His latest attempts to lower tensions between Russian President Vladimir Putin and Ukrainian counterpart Volodymyr Zelensky are consistent with the two main features of his thrusting foreign policy since coming to power in 2017.
He has always argued that Europe and the European Union should take greater charge of its own defence and security, and has sought to push France forward on the international stage with what he describes as “diplomacy of audacity.”
He laid out this philosophy in front of French ambassadors in 2019, telling them that Europe risked disappearing unless it stood up for itself and arguing that the only choice is “to take part in the game and use our weight”.
“I believe in one thing: it’s a strategy of audacity and taking risks,” he said.
– Setbacks –
This approach has led to some highly public setbacks, particularly early in his term, which some critics think revealed his naivety and France’s limitations as a middle-ranking world power.
“France has a long tradition of mediating, but Emmanuel Macron in particular has wanted to be a sort of balancing power,” said Bruno Tertrais from the Foundation for Strategic Research think-tank in Paris.
“It’s striking, however, how his efforts have rarely led to success.”
Among Macron’s failures was an initiative to try to broker a solution to the Libyan civil war in 2017 which caused friction with EU partner Italy and led to criticism that France was secretly supporting a local warlord.
On the Iran nuclear crisis, Macron repeatedly tried to broker direct talks between former US president Donald Trump and Tehran, even flying the Iranian foreign minister unannounced to a G7 meeting in France in 2019 — in vain.
Following a huge port explosion in Beirut that brought down the government in Lebanon in 2020, Macron visited the disaster scene, sleeves rolled up, and promised to help bring about a “new political order”.
There has been no radical reform since and Lebanon remains mired in crisis.
The summer before, in 2019, the French leader invited Putin to his summer holiday residence in a surprise attempt to try to reset relations, which went down badly in eastern Europe where EU countries feel most threatened by the Kremlin.
“You can’t criticise Emmanuel Macron for trying to launch mediation efforts, but you can criticise him in some situations for doing it on his own,” Tertrais said.
The French president on Friday exchanged views with German Chancellor Olaf Scholz, who is still taking his first steps on the world stage after succeeding Angela Merkel in December.
Tertrais said one success was Macron’s “quite spectacular” intervention in 2017 to free Lebanon’s then prime minister Saad Hariri after he was effectively detained in Saudi Arabia.
– Multi-track diplomacy –
Analysts are unsure what the French leader can achieve during his visits to Moscow and Kyiv on Monday and Tuesday to de-escalate a crisis sparked by the massing of around 100,000 Russian troops on Ukraine’s border.

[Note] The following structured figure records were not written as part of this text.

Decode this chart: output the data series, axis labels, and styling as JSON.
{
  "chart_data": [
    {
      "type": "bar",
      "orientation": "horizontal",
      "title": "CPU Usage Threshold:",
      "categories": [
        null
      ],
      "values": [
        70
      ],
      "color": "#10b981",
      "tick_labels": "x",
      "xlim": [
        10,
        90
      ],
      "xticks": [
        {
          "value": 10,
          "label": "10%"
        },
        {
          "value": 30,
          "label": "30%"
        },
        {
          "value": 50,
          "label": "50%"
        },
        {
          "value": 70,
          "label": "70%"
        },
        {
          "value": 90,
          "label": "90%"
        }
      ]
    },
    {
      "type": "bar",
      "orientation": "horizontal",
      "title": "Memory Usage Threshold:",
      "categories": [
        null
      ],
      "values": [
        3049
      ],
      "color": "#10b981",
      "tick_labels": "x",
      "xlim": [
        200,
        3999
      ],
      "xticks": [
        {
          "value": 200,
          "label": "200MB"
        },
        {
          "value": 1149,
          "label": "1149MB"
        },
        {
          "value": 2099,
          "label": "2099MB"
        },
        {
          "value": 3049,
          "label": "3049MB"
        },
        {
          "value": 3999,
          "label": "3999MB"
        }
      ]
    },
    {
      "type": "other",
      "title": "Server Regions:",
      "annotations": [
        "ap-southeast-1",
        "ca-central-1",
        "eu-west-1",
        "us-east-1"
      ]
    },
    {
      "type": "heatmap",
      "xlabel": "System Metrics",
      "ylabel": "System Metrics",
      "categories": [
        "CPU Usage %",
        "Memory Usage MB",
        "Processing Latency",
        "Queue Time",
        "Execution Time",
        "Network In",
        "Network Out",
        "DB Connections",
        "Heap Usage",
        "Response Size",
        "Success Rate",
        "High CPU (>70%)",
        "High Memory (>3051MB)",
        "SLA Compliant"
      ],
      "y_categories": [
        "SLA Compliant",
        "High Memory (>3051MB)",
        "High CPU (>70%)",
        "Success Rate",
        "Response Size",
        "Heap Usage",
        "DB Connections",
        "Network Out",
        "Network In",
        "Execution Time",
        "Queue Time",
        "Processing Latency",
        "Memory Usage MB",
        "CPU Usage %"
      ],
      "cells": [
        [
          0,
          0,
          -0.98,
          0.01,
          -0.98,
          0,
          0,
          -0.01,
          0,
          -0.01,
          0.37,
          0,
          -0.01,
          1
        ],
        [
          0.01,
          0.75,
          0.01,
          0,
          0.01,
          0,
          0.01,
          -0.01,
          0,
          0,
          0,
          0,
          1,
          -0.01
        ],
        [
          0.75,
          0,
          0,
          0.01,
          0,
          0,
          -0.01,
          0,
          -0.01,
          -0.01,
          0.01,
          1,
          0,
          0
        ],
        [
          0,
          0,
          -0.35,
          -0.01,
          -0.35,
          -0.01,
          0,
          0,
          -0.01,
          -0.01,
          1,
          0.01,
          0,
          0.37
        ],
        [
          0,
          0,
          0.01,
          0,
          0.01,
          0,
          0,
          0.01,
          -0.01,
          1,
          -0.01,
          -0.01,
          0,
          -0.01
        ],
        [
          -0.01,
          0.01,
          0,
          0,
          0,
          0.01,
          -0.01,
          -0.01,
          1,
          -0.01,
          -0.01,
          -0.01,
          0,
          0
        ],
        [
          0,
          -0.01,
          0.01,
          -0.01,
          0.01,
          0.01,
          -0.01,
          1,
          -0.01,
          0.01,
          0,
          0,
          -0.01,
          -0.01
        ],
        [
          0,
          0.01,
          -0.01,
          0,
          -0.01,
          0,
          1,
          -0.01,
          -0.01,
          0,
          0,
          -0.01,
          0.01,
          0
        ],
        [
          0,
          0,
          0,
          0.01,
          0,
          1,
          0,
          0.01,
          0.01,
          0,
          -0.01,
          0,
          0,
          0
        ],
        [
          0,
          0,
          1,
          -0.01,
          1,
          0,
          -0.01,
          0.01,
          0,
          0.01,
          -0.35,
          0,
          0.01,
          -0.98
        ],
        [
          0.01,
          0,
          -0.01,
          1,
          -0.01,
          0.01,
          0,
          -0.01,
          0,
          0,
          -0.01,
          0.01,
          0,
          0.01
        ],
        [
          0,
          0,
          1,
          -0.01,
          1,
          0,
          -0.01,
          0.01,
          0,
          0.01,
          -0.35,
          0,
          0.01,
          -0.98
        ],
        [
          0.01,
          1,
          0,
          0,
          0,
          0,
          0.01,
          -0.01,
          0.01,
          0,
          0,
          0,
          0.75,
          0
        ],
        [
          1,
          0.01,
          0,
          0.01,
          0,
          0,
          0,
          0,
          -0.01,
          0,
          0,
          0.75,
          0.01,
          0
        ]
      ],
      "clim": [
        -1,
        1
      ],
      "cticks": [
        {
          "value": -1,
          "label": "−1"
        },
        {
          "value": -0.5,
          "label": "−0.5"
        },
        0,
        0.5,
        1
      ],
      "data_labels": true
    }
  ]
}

Tatiana Kastoueva-Jean at the French Institute of International Relations (IFRI) said that Putin sees Macron as the de-facto leader of Europe after veteran German chancellor Merkel stepped down after 16 years in power.
“In Germany, the new coalition government is still getting up to speed,” she said. “So Macron is the voice of Europe in talks with Putin.”

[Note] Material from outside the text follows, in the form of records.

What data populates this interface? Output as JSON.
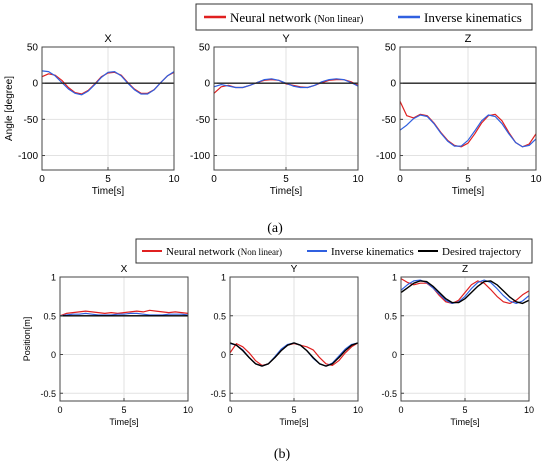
{
  "legend_a": {
    "items": [
      {
        "name": "Neural network",
        "suffix": "(Non linear)",
        "color": "#e02020"
      },
      {
        "name": "Inverse kinematics",
        "suffix": "",
        "color": "#3060e0"
      }
    ]
  },
  "legend_b": {
    "items": [
      {
        "name": "Neural network",
        "suffix": "(Non linear)",
        "color": "#e02020"
      },
      {
        "name": "Inverse kinematics",
        "suffix": "",
        "color": "#3060e0"
      },
      {
        "name": "Desired trajectory",
        "suffix": "",
        "color": "#000000"
      }
    ]
  },
  "panel_labels": {
    "a": "(a)",
    "b": "(b)"
  },
  "chart_data": [
    {
      "type": "line",
      "group": "a",
      "title": "X",
      "xlabel": "Time[s]",
      "ylabel": "Angle [degree]",
      "xlim": [
        0,
        10
      ],
      "ylim": [
        -120,
        50
      ],
      "xticks": [
        0,
        5,
        10
      ],
      "yticks": [
        50,
        0,
        -50,
        -100
      ],
      "grid": true,
      "x": [
        0,
        0.5,
        1,
        1.5,
        2,
        2.5,
        3,
        3.5,
        4,
        4.5,
        5,
        5.5,
        6,
        6.5,
        7,
        7.5,
        8,
        8.5,
        9,
        9.5,
        10
      ],
      "series": [
        {
          "name": "Neural network",
          "color": "#e02020",
          "values": [
            9,
            13,
            11,
            4,
            -6,
            -13,
            -15,
            -10,
            -1,
            9,
            14,
            15,
            11,
            1,
            -8,
            -14,
            -14,
            -9,
            1,
            10,
            15
          ]
        },
        {
          "name": "Inverse kinematics",
          "color": "#3060e0",
          "values": [
            17,
            16,
            10,
            1,
            -8,
            -14,
            -16,
            -11,
            -2,
            8,
            15,
            16,
            10,
            0,
            -9,
            -15,
            -15,
            -9,
            1,
            10,
            16
          ]
        },
        {
          "name": "Desired trajectory",
          "color": "#202020",
          "values": [
            0,
            0,
            0,
            0,
            0,
            0,
            0,
            0,
            0,
            0,
            0,
            0,
            0,
            0,
            0,
            0,
            0,
            0,
            0,
            0,
            0
          ]
        }
      ]
    },
    {
      "type": "line",
      "group": "a",
      "title": "Y",
      "xlabel": "Time[s]",
      "ylabel": "",
      "xlim": [
        0,
        10
      ],
      "ylim": [
        -120,
        50
      ],
      "xticks": [
        0,
        5,
        10
      ],
      "yticks": [
        50,
        0,
        -50,
        -100
      ],
      "grid": true,
      "x": [
        0,
        0.5,
        1,
        1.5,
        2,
        2.5,
        3,
        3.5,
        4,
        4.5,
        5,
        5.5,
        6,
        6.5,
        7,
        7.5,
        8,
        8.5,
        9,
        9.5,
        10
      ],
      "series": [
        {
          "name": "Neural network",
          "color": "#e02020",
          "values": [
            -14,
            -5,
            -3,
            -6,
            -6,
            -3,
            1,
            4,
            5,
            4,
            -1,
            -3,
            -5,
            -6,
            -3,
            1,
            4,
            5,
            5,
            2,
            -3
          ]
        },
        {
          "name": "Inverse kinematics",
          "color": "#3060e0",
          "values": [
            -5,
            -2,
            -4,
            -6,
            -6,
            -3,
            1,
            5,
            6,
            4,
            0,
            -4,
            -6,
            -6,
            -3,
            2,
            5,
            6,
            5,
            1,
            -4
          ]
        },
        {
          "name": "Desired trajectory",
          "color": "#202020",
          "values": [
            0,
            0,
            0,
            0,
            0,
            0,
            0,
            0,
            0,
            0,
            0,
            0,
            0,
            0,
            0,
            0,
            0,
            0,
            0,
            0,
            0
          ]
        }
      ]
    },
    {
      "type": "line",
      "group": "a",
      "title": "Z",
      "xlabel": "Time[s]",
      "ylabel": "",
      "xlim": [
        0,
        10
      ],
      "ylim": [
        -120,
        50
      ],
      "xticks": [
        0,
        5,
        10
      ],
      "yticks": [
        50,
        0,
        -50,
        -100
      ],
      "grid": true,
      "x": [
        0,
        0.5,
        1,
        1.5,
        2,
        2.5,
        3,
        3.5,
        4,
        4.5,
        5,
        5.5,
        6,
        6.5,
        7,
        7.5,
        8,
        8.5,
        9,
        9.5,
        10
      ],
      "series": [
        {
          "name": "Neural network",
          "color": "#e02020",
          "values": [
            -25,
            -45,
            -48,
            -43,
            -45,
            -55,
            -68,
            -79,
            -86,
            -88,
            -83,
            -70,
            -55,
            -45,
            -43,
            -52,
            -68,
            -82,
            -88,
            -84,
            -70
          ]
        },
        {
          "name": "Inverse kinematics",
          "color": "#3060e0",
          "values": [
            -65,
            -58,
            -49,
            -44,
            -46,
            -56,
            -69,
            -80,
            -87,
            -87,
            -79,
            -66,
            -52,
            -44,
            -46,
            -56,
            -70,
            -82,
            -88,
            -86,
            -77
          ]
        },
        {
          "name": "Desired trajectory",
          "color": "#202020",
          "values": [
            0,
            0,
            0,
            0,
            0,
            0,
            0,
            0,
            0,
            0,
            0,
            0,
            0,
            0,
            0,
            0,
            0,
            0,
            0,
            0,
            0
          ]
        }
      ]
    },
    {
      "type": "line",
      "group": "b",
      "title": "X",
      "xlabel": "Time[s]",
      "ylabel": "Position[m]",
      "xlim": [
        0,
        10
      ],
      "ylim": [
        -0.6,
        1
      ],
      "xticks": [
        0,
        5,
        10
      ],
      "yticks": [
        1,
        0.5,
        0,
        -0.5
      ],
      "grid": true,
      "x": [
        0,
        0.5,
        1,
        1.5,
        2,
        2.5,
        3,
        3.5,
        4,
        4.5,
        5,
        5.5,
        6,
        6.5,
        7,
        7.5,
        8,
        8.5,
        9,
        9.5,
        10
      ],
      "series": [
        {
          "name": "Neural network",
          "color": "#e02020",
          "values": [
            0.5,
            0.53,
            0.54,
            0.55,
            0.56,
            0.55,
            0.54,
            0.53,
            0.54,
            0.53,
            0.54,
            0.55,
            0.56,
            0.55,
            0.57,
            0.56,
            0.55,
            0.54,
            0.55,
            0.54,
            0.53
          ]
        },
        {
          "name": "Inverse kinematics",
          "color": "#3060e0",
          "values": [
            0.5,
            0.51,
            0.52,
            0.52,
            0.53,
            0.52,
            0.51,
            0.51,
            0.51,
            0.52,
            0.52,
            0.53,
            0.53,
            0.52,
            0.51,
            0.51,
            0.51,
            0.52,
            0.52,
            0.52,
            0.51
          ]
        },
        {
          "name": "Desired trajectory",
          "color": "#000000",
          "values": [
            0.5,
            0.5,
            0.5,
            0.5,
            0.5,
            0.5,
            0.5,
            0.5,
            0.5,
            0.5,
            0.5,
            0.5,
            0.5,
            0.5,
            0.5,
            0.5,
            0.5,
            0.5,
            0.5,
            0.5,
            0.5
          ]
        }
      ]
    },
    {
      "type": "line",
      "group": "b",
      "title": "Y",
      "xlabel": "Time[s]",
      "ylabel": "",
      "xlim": [
        0,
        10
      ],
      "ylim": [
        -0.6,
        1
      ],
      "xticks": [
        0,
        5,
        10
      ],
      "yticks": [
        1,
        0.5,
        0,
        -0.5
      ],
      "grid": true,
      "x": [
        0,
        0.5,
        1,
        1.5,
        2,
        2.5,
        3,
        3.5,
        4,
        4.5,
        5,
        5.5,
        6,
        6.5,
        7,
        7.5,
        8,
        8.5,
        9,
        9.5,
        10
      ],
      "series": [
        {
          "name": "Neural network",
          "color": "#e02020",
          "values": [
            0.02,
            0.14,
            0.1,
            0.02,
            -0.08,
            -0.14,
            -0.12,
            -0.04,
            0.05,
            0.12,
            0.14,
            0.12,
            0.1,
            0.06,
            -0.04,
            -0.12,
            -0.14,
            -0.08,
            0.02,
            0.1,
            0.15
          ]
        },
        {
          "name": "Inverse kinematics",
          "color": "#3060e0",
          "values": [
            0.14,
            0.12,
            0.06,
            -0.04,
            -0.12,
            -0.15,
            -0.12,
            -0.03,
            0.07,
            0.13,
            0.15,
            0.12,
            0.05,
            -0.05,
            -0.12,
            -0.15,
            -0.11,
            -0.02,
            0.07,
            0.13,
            0.15
          ]
        },
        {
          "name": "Desired trajectory",
          "color": "#000000",
          "values": [
            0.15,
            0.12,
            0.05,
            -0.04,
            -0.12,
            -0.15,
            -0.12,
            -0.04,
            0.05,
            0.12,
            0.15,
            0.12,
            0.05,
            -0.04,
            -0.12,
            -0.15,
            -0.12,
            -0.04,
            0.05,
            0.12,
            0.15
          ]
        }
      ]
    },
    {
      "type": "line",
      "group": "b",
      "title": "Z",
      "xlabel": "Time[s]",
      "ylabel": "",
      "xlim": [
        0,
        10
      ],
      "ylim": [
        -0.6,
        1
      ],
      "xticks": [
        0,
        5,
        10
      ],
      "yticks": [
        1,
        0.5,
        0,
        -0.5
      ],
      "grid": true,
      "x": [
        0,
        0.5,
        1,
        1.5,
        2,
        2.5,
        3,
        3.5,
        4,
        4.5,
        5,
        5.5,
        6,
        6.5,
        7,
        7.5,
        8,
        8.5,
        9,
        9.5,
        10
      ],
      "series": [
        {
          "name": "Neural network",
          "color": "#e02020",
          "values": [
            0.98,
            0.93,
            0.9,
            0.92,
            0.92,
            0.86,
            0.76,
            0.68,
            0.66,
            0.7,
            0.8,
            0.9,
            0.95,
            0.92,
            0.84,
            0.75,
            0.68,
            0.66,
            0.7,
            0.77,
            0.82
          ]
        },
        {
          "name": "Inverse kinematics",
          "color": "#3060e0",
          "values": [
            0.83,
            0.9,
            0.95,
            0.96,
            0.93,
            0.86,
            0.78,
            0.7,
            0.66,
            0.68,
            0.75,
            0.85,
            0.93,
            0.96,
            0.93,
            0.85,
            0.76,
            0.69,
            0.66,
            0.69,
            0.76
          ]
        },
        {
          "name": "Desired trajectory",
          "color": "#000000",
          "values": [
            0.8,
            0.86,
            0.92,
            0.95,
            0.94,
            0.88,
            0.8,
            0.72,
            0.67,
            0.67,
            0.72,
            0.8,
            0.88,
            0.94,
            0.95,
            0.9,
            0.82,
            0.74,
            0.68,
            0.66,
            0.7
          ]
        }
      ]
    }
  ]
}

France also currently holds the rotating presidency of the 27-member European bloc.
Michel Duclos, a former ambassador at the Montaigne Institute, a Paris-based think-tank, said the French president has been wise not to build up expectations and appears to be coordinating better with EU allies.
“You get the impression he has learned from his previous failures,” he told AFP.
The French presidency on Friday was not promising miracles from Macron’s trip.
He will “make contact, engage in negotiation in the clearest possible terms,” the presidency said.
“It is not a question of settling everything” but of moving towards a “de-escalation”, it said.
At home, political observers are unsure how the flurry of diplomacy will influence Macron’s re-election chances.
With the first round of the election looming on April 10, Macron will also have to decide in coming weeks whether to pull out a French force deployed in Mali in west Africa where relations with the ruling military junta have broken down.
Macron’s attempted peace-making “reinforces his international stature” but brings with it the risk of failure which opponents would use, a French lawmaker close to Macron told AFP this week, asking not to be named.
“He has to show that he can obtain concrete results.”